Methods: We enrolled 27 patients (64.7 ± 6.3 years, 74% male, 63% paroxysmal AF, 37% persistent AF, 4.8 ± 1.4 CHA 2 DS 2 -VASc score, and 3.6 ± 1.3 HAS-BLED score). In total, 85% of the patients had a prior stroke or TIA, and 30% of patients had a clinical history of bleeding. Patients received a CBA for PVI and underwent occlusion of the LAA with an LAAC device. The efficacy of CBA was defined as lack of arrhythmia recurrence (AF, atrial flutter, and/or atrial tachycardia lasting ≥30 s) after a 90-day blanking period. The success of LAAC was determined by the rate of stroke, TIA, and/or bleeding events.

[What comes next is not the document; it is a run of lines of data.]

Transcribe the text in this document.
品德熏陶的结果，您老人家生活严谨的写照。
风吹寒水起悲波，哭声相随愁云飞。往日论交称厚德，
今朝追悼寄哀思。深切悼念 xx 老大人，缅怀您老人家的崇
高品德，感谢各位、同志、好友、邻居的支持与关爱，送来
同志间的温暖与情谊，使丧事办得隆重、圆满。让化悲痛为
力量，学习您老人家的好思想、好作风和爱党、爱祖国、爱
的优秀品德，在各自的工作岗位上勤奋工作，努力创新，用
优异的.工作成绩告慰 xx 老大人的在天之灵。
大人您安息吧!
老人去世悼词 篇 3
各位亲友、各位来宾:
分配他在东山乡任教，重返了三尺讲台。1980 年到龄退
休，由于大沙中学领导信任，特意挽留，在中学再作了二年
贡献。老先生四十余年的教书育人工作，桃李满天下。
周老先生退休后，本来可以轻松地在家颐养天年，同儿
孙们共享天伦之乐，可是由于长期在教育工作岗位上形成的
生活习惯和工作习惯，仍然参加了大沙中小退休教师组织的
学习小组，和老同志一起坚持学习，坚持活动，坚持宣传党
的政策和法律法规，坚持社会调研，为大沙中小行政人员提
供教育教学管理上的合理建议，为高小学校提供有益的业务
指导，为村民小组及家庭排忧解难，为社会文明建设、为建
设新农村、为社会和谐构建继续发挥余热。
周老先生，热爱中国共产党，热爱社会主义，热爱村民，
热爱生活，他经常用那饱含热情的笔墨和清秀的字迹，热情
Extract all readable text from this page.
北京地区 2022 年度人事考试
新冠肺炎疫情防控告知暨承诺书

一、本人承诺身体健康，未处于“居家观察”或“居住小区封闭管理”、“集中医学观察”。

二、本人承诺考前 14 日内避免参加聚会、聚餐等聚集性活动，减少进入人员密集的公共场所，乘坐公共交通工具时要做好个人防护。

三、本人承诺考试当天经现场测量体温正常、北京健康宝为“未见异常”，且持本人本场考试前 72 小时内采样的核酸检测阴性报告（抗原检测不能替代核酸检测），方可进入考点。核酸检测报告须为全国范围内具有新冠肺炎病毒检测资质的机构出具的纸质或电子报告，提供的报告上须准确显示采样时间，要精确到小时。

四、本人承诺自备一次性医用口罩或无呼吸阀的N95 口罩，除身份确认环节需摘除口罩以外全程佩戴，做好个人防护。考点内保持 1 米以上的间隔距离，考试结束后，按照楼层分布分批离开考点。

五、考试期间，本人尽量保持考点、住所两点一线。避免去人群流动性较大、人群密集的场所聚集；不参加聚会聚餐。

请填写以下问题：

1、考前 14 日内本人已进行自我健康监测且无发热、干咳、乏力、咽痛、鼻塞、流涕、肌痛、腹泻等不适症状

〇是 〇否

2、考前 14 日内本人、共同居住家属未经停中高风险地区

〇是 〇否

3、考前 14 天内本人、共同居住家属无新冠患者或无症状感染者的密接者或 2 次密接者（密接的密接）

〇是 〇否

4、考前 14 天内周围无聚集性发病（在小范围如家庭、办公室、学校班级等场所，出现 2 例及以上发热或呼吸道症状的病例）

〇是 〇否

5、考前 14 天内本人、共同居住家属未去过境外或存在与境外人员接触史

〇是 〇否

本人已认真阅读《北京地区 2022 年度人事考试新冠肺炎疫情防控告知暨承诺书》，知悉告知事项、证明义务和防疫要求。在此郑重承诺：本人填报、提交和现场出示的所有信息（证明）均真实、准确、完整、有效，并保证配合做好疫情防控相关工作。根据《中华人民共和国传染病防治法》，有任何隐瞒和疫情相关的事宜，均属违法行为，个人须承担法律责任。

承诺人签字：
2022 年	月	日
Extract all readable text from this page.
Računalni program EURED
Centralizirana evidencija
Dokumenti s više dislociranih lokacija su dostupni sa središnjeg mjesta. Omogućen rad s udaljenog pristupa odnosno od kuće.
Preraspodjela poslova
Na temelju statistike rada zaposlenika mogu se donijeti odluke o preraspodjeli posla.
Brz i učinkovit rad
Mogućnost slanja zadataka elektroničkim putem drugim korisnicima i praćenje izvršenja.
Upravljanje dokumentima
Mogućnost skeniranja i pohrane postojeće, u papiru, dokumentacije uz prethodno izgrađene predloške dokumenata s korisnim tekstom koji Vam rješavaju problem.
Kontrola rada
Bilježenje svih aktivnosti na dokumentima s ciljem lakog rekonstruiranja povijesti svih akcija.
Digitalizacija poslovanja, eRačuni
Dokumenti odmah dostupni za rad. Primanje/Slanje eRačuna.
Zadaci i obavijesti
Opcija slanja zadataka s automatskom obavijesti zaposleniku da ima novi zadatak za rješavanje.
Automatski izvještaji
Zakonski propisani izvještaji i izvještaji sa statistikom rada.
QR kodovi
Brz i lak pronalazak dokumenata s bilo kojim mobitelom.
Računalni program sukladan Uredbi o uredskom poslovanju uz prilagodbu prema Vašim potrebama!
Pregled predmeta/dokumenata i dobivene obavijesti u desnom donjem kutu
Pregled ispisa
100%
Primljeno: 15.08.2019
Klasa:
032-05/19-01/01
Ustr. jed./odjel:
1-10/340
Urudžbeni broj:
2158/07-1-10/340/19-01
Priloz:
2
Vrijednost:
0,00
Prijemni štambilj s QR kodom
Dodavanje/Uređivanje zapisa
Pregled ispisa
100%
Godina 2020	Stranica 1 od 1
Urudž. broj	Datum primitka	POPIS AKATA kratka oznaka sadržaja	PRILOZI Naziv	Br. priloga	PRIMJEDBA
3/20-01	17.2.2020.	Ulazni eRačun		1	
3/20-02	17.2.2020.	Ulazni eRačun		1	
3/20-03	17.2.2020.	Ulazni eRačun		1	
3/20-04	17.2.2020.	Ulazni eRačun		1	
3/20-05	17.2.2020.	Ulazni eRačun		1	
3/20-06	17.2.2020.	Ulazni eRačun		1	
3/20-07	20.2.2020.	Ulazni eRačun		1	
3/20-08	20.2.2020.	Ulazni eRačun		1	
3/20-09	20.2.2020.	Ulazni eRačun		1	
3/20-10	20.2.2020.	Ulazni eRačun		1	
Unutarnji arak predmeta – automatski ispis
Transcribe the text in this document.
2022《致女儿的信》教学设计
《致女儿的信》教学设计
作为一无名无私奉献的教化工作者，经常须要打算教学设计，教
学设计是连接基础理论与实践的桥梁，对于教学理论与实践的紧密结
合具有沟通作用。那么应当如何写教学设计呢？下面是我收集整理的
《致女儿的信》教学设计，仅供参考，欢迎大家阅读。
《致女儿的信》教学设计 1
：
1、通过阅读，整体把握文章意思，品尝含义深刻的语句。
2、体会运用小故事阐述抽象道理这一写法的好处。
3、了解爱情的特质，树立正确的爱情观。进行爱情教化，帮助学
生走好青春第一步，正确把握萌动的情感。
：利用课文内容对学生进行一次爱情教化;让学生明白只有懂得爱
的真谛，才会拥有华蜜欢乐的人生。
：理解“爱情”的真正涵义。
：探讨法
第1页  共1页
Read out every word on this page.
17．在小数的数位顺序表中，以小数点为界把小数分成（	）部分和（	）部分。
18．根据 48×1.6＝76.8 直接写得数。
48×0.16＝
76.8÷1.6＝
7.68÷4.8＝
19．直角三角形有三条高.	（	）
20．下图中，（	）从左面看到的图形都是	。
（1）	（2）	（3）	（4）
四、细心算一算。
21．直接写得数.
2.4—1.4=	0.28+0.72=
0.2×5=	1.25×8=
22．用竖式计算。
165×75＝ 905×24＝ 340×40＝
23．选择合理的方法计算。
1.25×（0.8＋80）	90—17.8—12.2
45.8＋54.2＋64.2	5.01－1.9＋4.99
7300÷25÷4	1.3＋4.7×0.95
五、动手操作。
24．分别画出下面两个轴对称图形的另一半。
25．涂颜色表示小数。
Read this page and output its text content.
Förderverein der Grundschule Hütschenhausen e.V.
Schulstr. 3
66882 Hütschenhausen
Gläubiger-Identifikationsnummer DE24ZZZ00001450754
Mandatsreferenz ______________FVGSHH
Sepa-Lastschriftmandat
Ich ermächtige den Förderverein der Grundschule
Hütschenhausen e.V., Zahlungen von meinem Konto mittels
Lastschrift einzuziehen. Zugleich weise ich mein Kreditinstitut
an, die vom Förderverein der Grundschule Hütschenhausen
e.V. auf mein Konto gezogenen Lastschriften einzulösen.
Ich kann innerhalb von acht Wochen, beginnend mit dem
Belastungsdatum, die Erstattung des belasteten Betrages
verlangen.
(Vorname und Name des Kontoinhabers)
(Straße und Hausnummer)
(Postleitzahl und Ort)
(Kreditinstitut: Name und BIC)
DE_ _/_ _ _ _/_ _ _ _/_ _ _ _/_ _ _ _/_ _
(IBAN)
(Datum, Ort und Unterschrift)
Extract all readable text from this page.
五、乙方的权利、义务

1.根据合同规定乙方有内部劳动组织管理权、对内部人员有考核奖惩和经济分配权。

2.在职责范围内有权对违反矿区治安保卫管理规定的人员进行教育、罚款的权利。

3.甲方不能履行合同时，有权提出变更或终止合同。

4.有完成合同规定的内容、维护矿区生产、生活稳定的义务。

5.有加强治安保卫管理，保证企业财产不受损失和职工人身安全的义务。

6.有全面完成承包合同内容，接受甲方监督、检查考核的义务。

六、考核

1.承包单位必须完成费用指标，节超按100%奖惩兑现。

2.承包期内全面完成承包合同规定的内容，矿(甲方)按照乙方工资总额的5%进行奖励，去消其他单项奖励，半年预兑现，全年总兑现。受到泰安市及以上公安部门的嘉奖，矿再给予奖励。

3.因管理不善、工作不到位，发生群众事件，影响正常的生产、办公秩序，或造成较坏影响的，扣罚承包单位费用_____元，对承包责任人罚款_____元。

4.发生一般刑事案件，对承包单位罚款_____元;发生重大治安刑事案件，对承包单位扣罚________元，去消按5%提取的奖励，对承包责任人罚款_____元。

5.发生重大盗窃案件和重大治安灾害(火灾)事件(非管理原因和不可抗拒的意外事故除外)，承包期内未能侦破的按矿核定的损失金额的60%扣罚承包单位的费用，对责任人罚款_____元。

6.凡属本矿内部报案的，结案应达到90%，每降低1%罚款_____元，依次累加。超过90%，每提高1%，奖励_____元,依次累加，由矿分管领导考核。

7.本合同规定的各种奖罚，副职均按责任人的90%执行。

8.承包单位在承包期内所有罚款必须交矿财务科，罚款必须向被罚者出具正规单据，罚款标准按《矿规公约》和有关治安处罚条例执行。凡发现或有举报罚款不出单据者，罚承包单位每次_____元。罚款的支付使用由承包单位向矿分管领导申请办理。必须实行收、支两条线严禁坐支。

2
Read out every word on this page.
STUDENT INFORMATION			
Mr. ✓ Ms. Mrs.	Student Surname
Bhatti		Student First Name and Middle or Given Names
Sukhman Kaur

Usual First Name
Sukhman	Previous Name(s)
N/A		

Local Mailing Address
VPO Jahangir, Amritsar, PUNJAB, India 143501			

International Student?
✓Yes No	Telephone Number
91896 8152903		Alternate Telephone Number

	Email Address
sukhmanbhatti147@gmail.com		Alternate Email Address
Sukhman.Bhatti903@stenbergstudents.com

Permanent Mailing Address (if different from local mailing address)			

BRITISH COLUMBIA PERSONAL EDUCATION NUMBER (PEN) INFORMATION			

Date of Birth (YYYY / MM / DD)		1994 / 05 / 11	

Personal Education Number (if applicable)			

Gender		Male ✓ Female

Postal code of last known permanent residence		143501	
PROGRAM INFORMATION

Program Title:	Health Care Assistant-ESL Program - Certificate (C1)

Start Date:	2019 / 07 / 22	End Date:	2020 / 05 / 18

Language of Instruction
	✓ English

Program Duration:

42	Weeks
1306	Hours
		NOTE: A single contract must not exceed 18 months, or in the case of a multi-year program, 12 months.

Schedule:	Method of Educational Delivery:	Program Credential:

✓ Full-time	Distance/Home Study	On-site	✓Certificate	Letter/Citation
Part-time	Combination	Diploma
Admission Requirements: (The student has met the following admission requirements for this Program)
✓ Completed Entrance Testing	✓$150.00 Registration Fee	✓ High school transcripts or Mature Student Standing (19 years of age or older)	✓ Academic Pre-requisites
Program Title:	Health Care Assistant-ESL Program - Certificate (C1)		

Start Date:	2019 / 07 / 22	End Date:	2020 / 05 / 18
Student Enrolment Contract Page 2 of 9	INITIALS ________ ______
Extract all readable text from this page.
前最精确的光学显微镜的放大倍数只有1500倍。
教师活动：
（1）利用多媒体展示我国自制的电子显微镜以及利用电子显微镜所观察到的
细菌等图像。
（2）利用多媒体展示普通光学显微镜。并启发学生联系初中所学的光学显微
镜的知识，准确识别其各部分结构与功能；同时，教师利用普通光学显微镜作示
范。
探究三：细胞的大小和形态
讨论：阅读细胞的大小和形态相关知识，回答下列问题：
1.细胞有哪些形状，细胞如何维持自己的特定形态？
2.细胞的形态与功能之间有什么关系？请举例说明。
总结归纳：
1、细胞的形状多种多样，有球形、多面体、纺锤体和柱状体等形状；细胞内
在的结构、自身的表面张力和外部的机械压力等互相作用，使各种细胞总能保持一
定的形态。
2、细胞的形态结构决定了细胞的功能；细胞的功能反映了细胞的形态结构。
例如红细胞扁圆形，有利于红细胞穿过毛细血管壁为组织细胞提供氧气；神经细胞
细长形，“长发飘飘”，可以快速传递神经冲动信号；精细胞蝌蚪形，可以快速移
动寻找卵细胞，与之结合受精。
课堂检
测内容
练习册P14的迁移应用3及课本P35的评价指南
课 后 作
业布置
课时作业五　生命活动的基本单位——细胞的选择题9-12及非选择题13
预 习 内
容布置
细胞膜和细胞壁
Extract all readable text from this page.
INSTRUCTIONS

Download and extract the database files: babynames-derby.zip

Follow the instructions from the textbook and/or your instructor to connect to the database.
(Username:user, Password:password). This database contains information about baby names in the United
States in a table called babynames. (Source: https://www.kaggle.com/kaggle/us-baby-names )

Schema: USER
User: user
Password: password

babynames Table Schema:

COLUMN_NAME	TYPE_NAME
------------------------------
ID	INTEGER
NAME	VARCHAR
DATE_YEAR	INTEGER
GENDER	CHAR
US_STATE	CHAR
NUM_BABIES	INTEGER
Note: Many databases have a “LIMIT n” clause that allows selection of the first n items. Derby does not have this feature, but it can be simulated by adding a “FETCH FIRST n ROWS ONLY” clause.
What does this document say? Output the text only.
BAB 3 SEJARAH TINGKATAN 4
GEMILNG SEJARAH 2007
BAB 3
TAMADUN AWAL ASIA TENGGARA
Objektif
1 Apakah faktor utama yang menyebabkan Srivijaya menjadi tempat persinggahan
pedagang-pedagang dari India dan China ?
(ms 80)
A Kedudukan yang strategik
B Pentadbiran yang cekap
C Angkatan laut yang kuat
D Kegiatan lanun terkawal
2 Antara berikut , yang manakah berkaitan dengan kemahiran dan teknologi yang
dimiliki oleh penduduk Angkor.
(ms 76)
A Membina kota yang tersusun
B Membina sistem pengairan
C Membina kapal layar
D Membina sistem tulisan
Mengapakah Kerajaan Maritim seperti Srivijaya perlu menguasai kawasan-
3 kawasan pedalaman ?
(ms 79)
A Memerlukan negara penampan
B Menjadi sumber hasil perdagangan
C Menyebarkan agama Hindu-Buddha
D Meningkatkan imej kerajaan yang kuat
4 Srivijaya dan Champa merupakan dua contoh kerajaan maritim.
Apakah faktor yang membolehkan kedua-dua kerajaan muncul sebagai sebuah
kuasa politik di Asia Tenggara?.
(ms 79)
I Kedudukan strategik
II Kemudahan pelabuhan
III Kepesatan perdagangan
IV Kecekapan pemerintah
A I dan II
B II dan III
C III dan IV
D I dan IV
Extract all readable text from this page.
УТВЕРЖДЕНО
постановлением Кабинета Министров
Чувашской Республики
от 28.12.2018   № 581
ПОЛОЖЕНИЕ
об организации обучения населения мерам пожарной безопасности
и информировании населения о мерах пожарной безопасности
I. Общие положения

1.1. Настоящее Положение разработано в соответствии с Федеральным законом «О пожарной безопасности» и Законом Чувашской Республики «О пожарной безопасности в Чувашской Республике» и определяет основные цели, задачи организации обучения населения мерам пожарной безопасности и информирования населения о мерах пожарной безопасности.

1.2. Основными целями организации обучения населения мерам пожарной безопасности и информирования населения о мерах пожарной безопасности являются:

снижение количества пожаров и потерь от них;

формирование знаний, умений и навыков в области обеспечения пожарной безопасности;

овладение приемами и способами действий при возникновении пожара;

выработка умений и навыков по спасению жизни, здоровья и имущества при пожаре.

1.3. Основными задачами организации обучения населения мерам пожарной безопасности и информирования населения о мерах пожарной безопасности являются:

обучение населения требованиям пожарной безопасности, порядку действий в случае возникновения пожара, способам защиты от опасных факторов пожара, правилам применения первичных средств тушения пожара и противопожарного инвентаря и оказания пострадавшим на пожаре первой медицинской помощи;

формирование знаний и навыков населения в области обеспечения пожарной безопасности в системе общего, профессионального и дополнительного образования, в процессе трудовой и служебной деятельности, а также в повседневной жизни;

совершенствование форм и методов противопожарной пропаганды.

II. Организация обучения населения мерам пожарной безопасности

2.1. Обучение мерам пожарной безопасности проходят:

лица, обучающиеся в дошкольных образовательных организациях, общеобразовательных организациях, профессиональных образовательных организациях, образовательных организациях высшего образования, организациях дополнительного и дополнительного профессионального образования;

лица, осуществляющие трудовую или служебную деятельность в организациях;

Results: The mean procedural time for CBA and LAAC was 80 ± 16 min and 44 ± 12 min, respectively. Acute PVI by CBA was achieved in 100% of the procedures, and 96% of patients obtained acute LAAC device placement during the procedure. Upon complete release of the LAAC device, only 62% patients (16/26) had no detectable leakage during intraprocedural transesophageal echocardiography. Three patients experienced an acute complication: a pericardial effusion and two phrenic nerve palsy events. Mean follow-up was 18 months (range 9-23 months), and freedom from AF recurrence was 74% (20/27).
Conclusion: The intraprocedural combination of CBA and LAAC is feasible in patients with non-valvular AF with a high risk of stroke, TIA, and/or bleeding. Larger long-term randomized studies are needed to judge the overall safety and efficacy of the combined procedure.